Le filiere, quella ortofrutticola in primis, si trovano spesso schiacciate da una logica di prezzo. Contro chi bisogna puntare il dito? "Non mi posso limitare a dare la colpa all'industria o alla grande distribuzione - ribadisce il presidente di Coldiretti - Ma mi devo mettere in discussione per creare un rapporto con industria e Gdo in modo da capire i bisogni e distribuire valore all'interno della filiera in modo più congruo. La distribuzione del valore nella filiera non la fai criticando l’altro ma cercando di costruire insieme".

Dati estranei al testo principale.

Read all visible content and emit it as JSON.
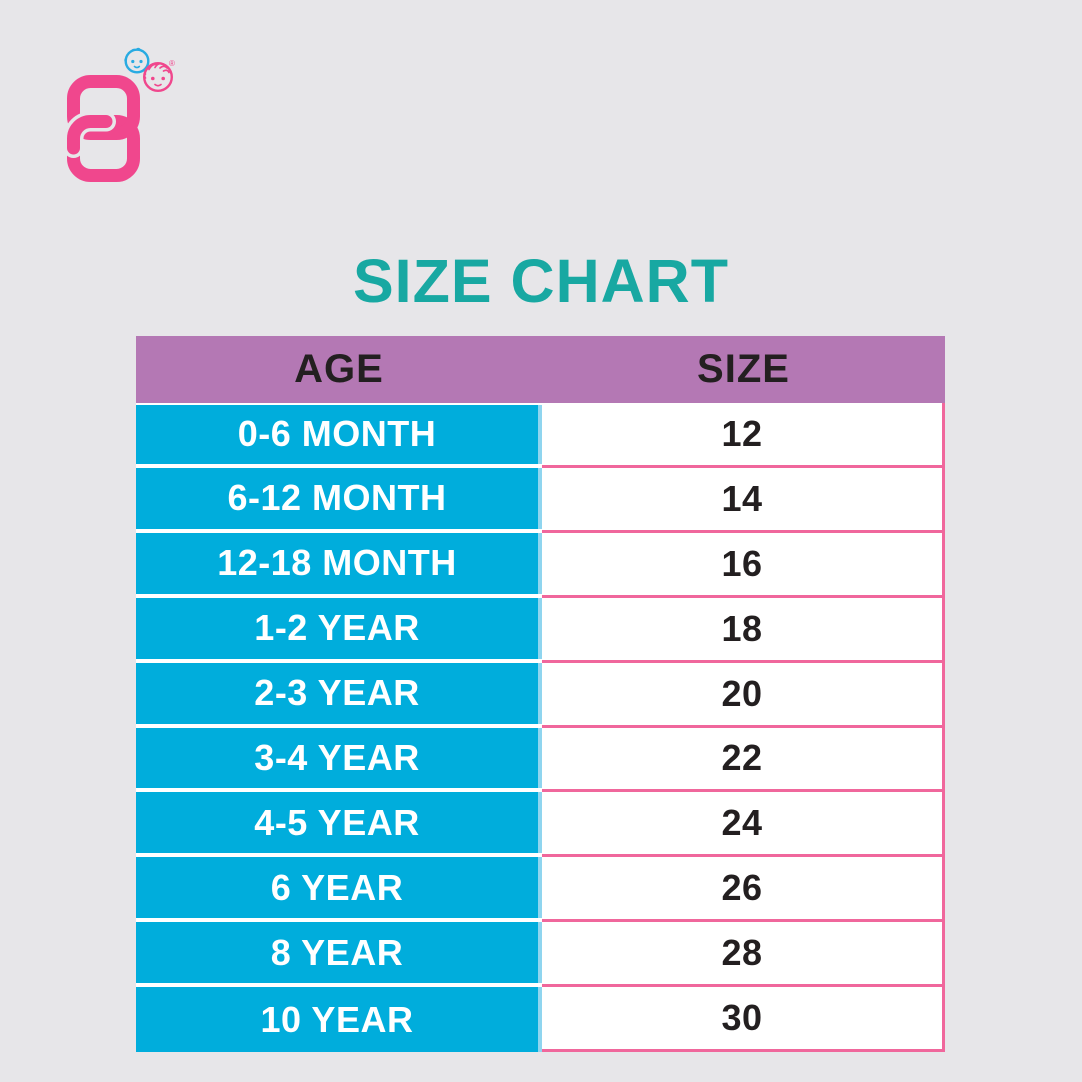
{
  "brand": {
    "name": "baby-brand-logo",
    "registered_mark": "®"
  },
  "title": "SIZE CHART",
  "chart_data": {
    "type": "table",
    "title": "SIZE CHART",
    "columns": [
      "AGE",
      "SIZE"
    ],
    "rows": [
      [
        "0-6 MONTH",
        12
      ],
      [
        "6-12 MONTH",
        14
      ],
      [
        "12-18 MONTH",
        16
      ],
      [
        "1-2 YEAR",
        18
      ],
      [
        "2-3 YEAR",
        20
      ],
      [
        "3-4 YEAR",
        22
      ],
      [
        "4-5 YEAR",
        24
      ],
      [
        "6 YEAR",
        26
      ],
      [
        "8 YEAR",
        28
      ],
      [
        "10 YEAR",
        30
      ]
    ]
  },
  "colors": {
    "background": "#E7E6E9",
    "title_teal": "#18A8A2",
    "header_purple": "#B478B4",
    "age_cell_blue": "#00ADDC",
    "column_divider_light_blue": "#8FD5EF",
    "size_grid_pink": "#F0679C",
    "text_dark": "#231F20",
    "age_text_white": "#FFFFFF",
    "logo_pink": "#F0478D",
    "logo_baby_blue": "#29ABE2"
  }
}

Poi la logistica e le scelte strategiche del Paese. "È paradossale che ancora oggi quando ragioniamo di investimenti ragioniamo di microautostrada di carattere regionale o provinciale. Non abbiamo una visione di sistema infrastrutturale su alta velocità e trasporto merci che riguardi la rotaia e gli snodi aeroportuali, valorizzando anche il trasporto marittimo. A Rotterdam sono partiti da lontano e oggi sono il punto di riferimento. L'Italia, bagnata in tutto il territorio dal mare, potrebbe essere un hub centrale di sviluppo marittimo del Mediterraneo, ma ancora ragiona su micro autostrade. Oggi ci sono 70 miliardi di euro stanziati che non vengono spesi. Non è vero che non ci son le risorse, vanno solo utilizzate per fare le cose che servono. Ritengo fondamentale tornare a fare formazione su bisogni di industria e cooperative".

Operazione positività

"Non critichiamo chi ha avuto successo, portiamolo come modello - ancora Prandini - Solo imparando da chi ha vinto la sfida ed è stato capace di intraprendere, posiamo capire le sfide che noi stessi ci poniamo come imprenditori. Anche parlare in termini positivi di Italia e della capacità di fare sistema in questo Paese è importante: da 20 anni in Italia rappresentiamo sempre gli aspetti negativi. Iniziamo a dire che questo è uno Paese straordinario".

La Coldiretti del futuro

Come sarà la Coldiretti tra dieci anni? E Prandini risponde con una provocazione: “Mi auguro che tra dieci anni ci sia una sola associazione di agricoltori in Italia e ciò sarà possibile solo se sapremo investire, confrontarci e costruire una strada comune. Ma attenzione: l'errore più grosso che come organizzazione potremmo commettere è limitarci a raccontare i nustri numeri".

Internazionalizzazione

Per Prandini c'è una bassa conoscenza dei mercati mondiali e gli operatori finiscono per seguire le mode. "Come quella di andare tutti in Cina, perdendo di vista che il mercato Usa ad esempio è fatto di consumatori culturalmente molto preparati. L'nternazionalizzazione è la prima sfida: arrivare a spingere le istituzioni che va bene parlare di autonomia per alcune tematiche, ma il progetto deve avere una visione nazionale e non essere relegato alle singole Regioni. La Francia si muove in maniera organizzata mettendo a sistema la lobby e le industrie, noi ci muoviamo come Regioni. Dobbiamo uscire da questa visione prettamente regionale, non possiamo accettare il meccanismo per cui se la Ue apre un mercato nuovo poi siano i singoli Stati membri ad essere autorizzati ad operare. Dobbiamo parlare di settori produttivi, se la Cina autorizza l'import di carni suine dall'Ue, automaticamente lo faccio per tutti gli Stati membri. Invece oggi gli spagnoli, i tedeschi, i francesi hanno un sistema nazionale, mentre noi ci siamo preclusi la possibilità di esportare carne in Cina per regolamenti diversi tra le Regioni". E ragionamenti simili valgono anche per l'ortofrutta.